Elle s'était alors approchée lentement du fauteuil au bord duquel il était assis, s'était placée juste entre ses genoux comblant ainsi le vide qui les séparait. Elle avait hésité puis avait délicatement posé sa main dans ses boucles blondes. Il avait alors appuyé sa tête contre son ventre et l'avait délicatement enlacée. Elle ne l'avait pas repoussé alors qu'il continuait à pleurer doucement. Elle devait le rassurer, mettre fin à la peine qu'il ressentait.
- Il n'est pas question de vous rejeter, vous êtes la personne la plus importante de ma vie depuis dix ans et ces dernières semaines n'y ont rien changé.
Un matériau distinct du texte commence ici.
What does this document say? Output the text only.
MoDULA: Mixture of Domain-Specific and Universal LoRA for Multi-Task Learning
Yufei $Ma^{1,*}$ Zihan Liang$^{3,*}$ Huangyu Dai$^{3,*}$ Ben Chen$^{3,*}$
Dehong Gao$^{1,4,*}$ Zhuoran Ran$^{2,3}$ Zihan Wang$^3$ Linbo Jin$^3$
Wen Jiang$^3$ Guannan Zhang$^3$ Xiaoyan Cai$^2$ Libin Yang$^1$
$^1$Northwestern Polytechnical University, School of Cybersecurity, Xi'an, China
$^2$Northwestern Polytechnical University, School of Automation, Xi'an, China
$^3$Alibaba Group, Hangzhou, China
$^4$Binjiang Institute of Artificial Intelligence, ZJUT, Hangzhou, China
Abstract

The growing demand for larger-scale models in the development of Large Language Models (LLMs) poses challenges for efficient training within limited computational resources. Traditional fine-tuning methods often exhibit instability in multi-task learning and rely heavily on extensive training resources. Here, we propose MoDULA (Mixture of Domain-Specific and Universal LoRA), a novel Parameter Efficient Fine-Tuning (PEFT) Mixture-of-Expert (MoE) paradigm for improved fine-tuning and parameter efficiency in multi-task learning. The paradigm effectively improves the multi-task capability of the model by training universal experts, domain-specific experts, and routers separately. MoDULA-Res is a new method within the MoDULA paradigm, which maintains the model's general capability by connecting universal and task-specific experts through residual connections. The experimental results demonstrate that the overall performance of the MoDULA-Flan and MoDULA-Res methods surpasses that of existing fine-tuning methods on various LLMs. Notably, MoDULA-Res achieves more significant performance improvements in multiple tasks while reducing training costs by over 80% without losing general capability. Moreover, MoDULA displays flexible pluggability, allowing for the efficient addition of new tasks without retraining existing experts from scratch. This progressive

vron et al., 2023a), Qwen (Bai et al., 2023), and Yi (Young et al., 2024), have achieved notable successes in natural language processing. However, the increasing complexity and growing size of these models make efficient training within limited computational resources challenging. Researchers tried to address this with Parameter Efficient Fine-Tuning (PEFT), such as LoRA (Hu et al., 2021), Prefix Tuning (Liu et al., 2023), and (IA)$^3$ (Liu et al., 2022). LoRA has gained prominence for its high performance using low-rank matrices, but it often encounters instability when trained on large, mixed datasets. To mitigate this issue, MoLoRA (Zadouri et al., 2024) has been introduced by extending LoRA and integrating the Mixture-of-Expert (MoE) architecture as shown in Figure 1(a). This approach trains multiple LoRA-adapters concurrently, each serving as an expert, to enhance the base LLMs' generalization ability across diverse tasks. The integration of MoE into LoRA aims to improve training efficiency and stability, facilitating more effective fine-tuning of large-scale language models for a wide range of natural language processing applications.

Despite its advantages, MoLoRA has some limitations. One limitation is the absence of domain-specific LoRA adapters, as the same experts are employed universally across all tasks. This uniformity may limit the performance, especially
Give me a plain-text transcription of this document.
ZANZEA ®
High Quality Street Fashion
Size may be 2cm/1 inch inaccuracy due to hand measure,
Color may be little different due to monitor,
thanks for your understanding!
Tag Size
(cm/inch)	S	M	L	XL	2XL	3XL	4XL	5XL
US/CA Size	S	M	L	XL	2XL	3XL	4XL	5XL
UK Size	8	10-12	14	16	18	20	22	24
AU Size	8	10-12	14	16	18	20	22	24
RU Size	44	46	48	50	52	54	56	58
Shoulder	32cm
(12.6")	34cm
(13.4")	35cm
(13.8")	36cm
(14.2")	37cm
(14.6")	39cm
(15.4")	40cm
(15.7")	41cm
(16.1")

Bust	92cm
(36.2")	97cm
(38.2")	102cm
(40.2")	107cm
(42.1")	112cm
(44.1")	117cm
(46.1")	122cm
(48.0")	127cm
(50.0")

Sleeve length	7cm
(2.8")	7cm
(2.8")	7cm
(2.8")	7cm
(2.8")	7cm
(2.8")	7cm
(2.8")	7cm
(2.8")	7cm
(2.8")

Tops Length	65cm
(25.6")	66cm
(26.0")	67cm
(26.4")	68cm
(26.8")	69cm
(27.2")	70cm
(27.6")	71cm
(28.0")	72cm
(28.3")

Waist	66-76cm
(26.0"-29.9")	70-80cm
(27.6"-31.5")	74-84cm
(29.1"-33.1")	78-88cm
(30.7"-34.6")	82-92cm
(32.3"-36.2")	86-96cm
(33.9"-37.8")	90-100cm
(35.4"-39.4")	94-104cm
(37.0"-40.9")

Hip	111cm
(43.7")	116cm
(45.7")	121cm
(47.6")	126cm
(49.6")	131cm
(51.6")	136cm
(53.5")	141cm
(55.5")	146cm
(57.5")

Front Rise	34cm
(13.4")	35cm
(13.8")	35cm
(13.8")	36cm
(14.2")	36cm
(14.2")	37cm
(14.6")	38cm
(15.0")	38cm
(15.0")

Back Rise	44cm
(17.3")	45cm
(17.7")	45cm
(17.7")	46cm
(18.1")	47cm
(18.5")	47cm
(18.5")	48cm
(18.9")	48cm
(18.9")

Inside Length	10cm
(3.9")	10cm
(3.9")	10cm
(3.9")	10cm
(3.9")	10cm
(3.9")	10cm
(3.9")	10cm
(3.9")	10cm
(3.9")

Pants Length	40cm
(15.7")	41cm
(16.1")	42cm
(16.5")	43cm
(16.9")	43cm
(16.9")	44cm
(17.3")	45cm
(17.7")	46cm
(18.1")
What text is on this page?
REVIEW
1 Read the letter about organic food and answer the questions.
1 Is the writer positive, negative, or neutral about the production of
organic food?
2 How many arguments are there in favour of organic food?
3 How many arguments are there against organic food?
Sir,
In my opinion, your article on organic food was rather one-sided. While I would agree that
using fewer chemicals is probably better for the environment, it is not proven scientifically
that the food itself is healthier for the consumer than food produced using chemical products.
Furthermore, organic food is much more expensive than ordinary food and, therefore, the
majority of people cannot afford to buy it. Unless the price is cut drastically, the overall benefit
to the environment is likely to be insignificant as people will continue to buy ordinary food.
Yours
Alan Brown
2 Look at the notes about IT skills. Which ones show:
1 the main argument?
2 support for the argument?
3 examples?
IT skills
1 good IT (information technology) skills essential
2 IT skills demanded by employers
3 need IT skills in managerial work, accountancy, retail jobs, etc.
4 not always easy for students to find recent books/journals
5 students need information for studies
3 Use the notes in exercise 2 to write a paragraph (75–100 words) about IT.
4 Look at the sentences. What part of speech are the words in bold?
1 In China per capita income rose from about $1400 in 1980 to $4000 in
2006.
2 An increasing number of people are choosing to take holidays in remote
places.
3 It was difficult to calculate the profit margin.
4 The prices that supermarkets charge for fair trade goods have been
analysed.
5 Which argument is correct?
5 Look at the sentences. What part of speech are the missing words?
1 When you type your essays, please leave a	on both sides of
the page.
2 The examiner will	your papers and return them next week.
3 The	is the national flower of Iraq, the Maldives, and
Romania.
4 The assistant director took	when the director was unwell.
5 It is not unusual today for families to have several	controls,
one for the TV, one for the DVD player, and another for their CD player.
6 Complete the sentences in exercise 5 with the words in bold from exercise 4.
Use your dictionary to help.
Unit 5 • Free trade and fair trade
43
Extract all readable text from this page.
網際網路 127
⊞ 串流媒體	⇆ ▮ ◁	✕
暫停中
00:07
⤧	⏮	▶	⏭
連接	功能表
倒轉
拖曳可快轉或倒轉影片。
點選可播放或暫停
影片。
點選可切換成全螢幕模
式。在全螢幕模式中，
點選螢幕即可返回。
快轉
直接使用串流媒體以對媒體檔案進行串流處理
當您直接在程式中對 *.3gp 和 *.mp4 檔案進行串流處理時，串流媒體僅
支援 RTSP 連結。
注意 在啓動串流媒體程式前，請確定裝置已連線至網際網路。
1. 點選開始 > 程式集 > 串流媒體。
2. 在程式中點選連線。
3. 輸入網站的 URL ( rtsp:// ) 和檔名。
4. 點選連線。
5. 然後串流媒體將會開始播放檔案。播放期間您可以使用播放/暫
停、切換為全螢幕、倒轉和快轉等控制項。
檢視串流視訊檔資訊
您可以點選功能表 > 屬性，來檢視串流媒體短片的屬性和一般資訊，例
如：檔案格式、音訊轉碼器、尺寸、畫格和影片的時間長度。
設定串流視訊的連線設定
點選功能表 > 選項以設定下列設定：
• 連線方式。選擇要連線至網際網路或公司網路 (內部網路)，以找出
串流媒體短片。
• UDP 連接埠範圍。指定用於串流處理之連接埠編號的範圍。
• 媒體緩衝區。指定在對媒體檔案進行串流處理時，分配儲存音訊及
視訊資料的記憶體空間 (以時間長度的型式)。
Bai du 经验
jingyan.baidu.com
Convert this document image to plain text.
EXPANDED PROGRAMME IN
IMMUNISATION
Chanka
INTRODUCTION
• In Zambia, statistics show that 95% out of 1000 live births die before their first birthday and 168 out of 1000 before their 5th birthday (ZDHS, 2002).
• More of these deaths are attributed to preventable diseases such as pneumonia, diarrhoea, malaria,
Elle l'avait senti se détendre un peu et les pleurs avaient cessé, mais il n'avait pas relâché son étreinte.
- C'est juste que...je ne peux pas oublier si vite, je voudrais mais je ne peux pas. J'ai besoin de temps, Jane. Je ne sais pas si j'y arriverai un jour. Mais je suis sûre d'une chose : j'ai besoin de vous. C'est juste que je ne peux rien promettre ni offrir pour l'instant.
- Je ne vous demande rien d'autre que d'être près de vous. Vous m'avez tellement manqué, Teresa...
Ils étaient restés ainsi quelques minutes, ne voulant pas briser ce moment. C'est elle qui s'était reculée, un peu gênée, et il avait alors relâché son étreinte. Il lui avait alors offert un magnifique sourire avant de proposer de faire un peu de thé pendant qu'elle s'asseyait sur le sofa. Quand il était revenu avec deux tasses fumantes, il l'avait trouvée endormie, recroquevillée sur le sofa. Il s'était accroupi près d'elle, avait caressé ses cheveux puis déposé un baiser sur sa joue. Il était resté plusieurs heures à la regarder dormir et à veiller sur son sommeil, son joli visage était marqué par la fatigue. Il était parti aux premières lueurs du jour en laissant un petit mot et avec une seule idée en tête : faire tout son possible pour la rendre heureuse à nouveau.